Rolling Stone's defense further bolstered the victim-blaming cycle by blaming Jackie for their own errors. "Ultimately, we were too deferential to our rape victim; we honored too many of her requests in our reporting," Sean Woods, the article's main editor, said in the report. "We should have been much tougher, and in not doing that, we maybe did her a disservice." Rolling Stone publisher Jann Wenner described Jackie as a "really expert fabulist storyteller," according to the New York Times, and said the debacle was an "isolated and unusual episode."

This is not just about the Rolling Stone article: Rolling Stone's attempt to provide a representation of sexual assault survivors' general experience may have backfired. But with any luck, it will reveal how broken other systems of adjudication surrounding sexual assault are. Columbia's review of this single journalistic failure must be regarded as evidence that America's system for combatting sexual violence needs an overhaul. Countless survivors' testimonies reveal that reporting to authorities often does more harm than good, as investigators consistently blame survivors for the assaults committed against them, dissuade them from reporting their assaults or treat them in a hostile or disrespectful manner. 

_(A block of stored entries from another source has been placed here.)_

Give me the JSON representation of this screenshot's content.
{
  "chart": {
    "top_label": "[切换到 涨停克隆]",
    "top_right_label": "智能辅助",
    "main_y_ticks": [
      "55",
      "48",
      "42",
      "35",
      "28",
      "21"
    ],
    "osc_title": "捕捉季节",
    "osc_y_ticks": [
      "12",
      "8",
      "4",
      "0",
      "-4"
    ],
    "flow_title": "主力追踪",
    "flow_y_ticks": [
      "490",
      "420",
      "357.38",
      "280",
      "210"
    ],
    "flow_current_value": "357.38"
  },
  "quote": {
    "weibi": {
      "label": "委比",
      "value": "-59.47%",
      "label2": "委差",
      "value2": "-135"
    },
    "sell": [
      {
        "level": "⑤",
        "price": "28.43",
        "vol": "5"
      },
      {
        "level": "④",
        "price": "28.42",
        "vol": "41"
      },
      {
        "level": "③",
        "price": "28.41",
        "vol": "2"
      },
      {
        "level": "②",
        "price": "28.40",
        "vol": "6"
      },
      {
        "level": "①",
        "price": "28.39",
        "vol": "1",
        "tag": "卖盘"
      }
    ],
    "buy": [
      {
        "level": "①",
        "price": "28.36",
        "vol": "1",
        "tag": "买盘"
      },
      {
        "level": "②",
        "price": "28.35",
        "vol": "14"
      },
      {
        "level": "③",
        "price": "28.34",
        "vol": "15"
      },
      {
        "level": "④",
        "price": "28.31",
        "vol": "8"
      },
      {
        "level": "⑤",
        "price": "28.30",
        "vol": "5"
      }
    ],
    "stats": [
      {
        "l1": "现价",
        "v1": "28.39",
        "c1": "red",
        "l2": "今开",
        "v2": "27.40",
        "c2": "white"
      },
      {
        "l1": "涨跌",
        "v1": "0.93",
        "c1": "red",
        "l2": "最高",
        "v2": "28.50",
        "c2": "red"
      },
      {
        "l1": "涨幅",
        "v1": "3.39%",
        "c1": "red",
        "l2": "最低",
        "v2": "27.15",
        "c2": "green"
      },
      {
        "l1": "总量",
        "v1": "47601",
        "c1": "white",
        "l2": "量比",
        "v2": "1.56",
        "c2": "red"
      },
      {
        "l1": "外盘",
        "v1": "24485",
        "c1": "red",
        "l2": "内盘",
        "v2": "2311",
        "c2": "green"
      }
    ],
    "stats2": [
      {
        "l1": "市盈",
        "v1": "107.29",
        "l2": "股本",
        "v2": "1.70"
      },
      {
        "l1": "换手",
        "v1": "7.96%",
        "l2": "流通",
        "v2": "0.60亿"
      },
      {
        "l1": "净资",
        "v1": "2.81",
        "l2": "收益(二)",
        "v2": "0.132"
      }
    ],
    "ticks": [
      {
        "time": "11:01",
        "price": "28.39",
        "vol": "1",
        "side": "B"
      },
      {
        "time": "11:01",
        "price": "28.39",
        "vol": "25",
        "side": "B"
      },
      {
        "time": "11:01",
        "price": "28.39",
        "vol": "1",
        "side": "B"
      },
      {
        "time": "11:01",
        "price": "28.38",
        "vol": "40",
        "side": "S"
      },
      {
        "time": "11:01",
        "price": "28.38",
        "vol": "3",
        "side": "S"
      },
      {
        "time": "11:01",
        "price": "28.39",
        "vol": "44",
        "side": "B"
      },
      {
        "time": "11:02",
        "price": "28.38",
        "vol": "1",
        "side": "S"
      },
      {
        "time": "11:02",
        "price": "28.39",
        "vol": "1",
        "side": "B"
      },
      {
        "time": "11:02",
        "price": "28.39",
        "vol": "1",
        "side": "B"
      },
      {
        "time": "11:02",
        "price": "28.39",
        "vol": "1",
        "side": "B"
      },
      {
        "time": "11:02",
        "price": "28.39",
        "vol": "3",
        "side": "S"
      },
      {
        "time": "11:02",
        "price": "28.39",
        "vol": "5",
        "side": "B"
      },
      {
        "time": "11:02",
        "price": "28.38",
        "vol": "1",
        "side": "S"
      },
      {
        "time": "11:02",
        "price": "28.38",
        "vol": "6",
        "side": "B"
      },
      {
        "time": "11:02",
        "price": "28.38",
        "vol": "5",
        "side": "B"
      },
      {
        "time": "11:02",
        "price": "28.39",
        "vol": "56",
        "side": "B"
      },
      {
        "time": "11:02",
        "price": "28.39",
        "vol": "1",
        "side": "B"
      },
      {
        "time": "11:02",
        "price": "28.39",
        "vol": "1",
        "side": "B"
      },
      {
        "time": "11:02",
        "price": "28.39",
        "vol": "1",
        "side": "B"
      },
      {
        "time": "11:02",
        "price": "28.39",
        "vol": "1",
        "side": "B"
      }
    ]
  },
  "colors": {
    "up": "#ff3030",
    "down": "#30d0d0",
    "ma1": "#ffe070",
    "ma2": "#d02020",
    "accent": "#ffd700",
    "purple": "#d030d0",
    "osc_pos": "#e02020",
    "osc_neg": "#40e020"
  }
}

To be clear, the media should still continue to cover campus sexual assault. In fact, the media has arguably played an essential role in bringing this issue to light — as it should have and should continue to do. But the media cannot and should not be the only method of recourse for survivors. Rather than looking to a single survivor or news outlet to tell her story we must recognize that this issue is much bigger and deep seated — and will take all of us to improve this system.